Earlier this year, Beijing was also turning the screw on Seoul over waters surrounding the disputed Ieo Island off South Korea. Now Japan’s Defense Ministry this week released its data on the number of times it had to scramble aircraft in response to foreign approaches to its airspace in 2011.
In all, Air Self-Defense Force fighter aircraft were scrambled 156 times in response to Chinese aircraft approaching Japanese airspace last year, a record high for China since the Defense Ministry started releasing such data by country in 2001, Kyodo news reported on Wednesday.
Japanese military aircraft made sorties on 425 occasions as a precaution against approaching foreign aircraft in the year to March 31, the first time in 20 years that the number exceeded 400, the ministry said, adding that this was evidence, in part, of increasing military activity by China in the East China Sea. (By country, the greatest number of operations targeted Russian airplanes at 247 times, which was down 17 from the previous year.)

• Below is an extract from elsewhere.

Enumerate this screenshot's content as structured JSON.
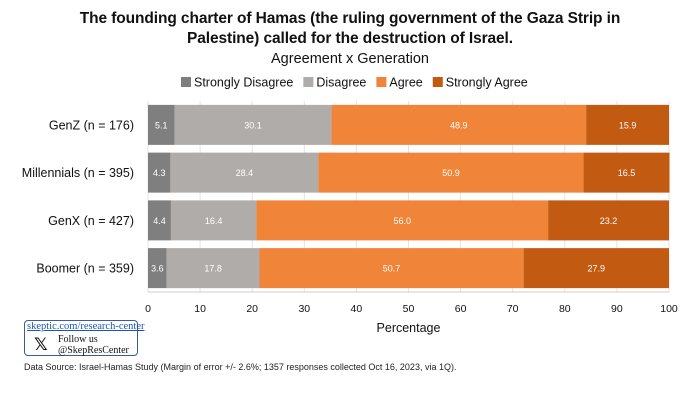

Japan’s SDF also said that flight patterns by Chinese aircraft had diversified, with intelligence-gathering planes (including the four-engine turboprop Y-8 maritime patrol/anti-submarine warfare aircraft, pictured above) standing out. A number of such flights occurred close to Okinawa, which serves as a major base for US forces that would likely be involved in a Taiwan contingency. As China gathers intelligence on facilities there and elsewhere, it will be in a better position, should it come to that, to target bases there preemptively — probably using MRBMs — before launching an attack against Taiwan.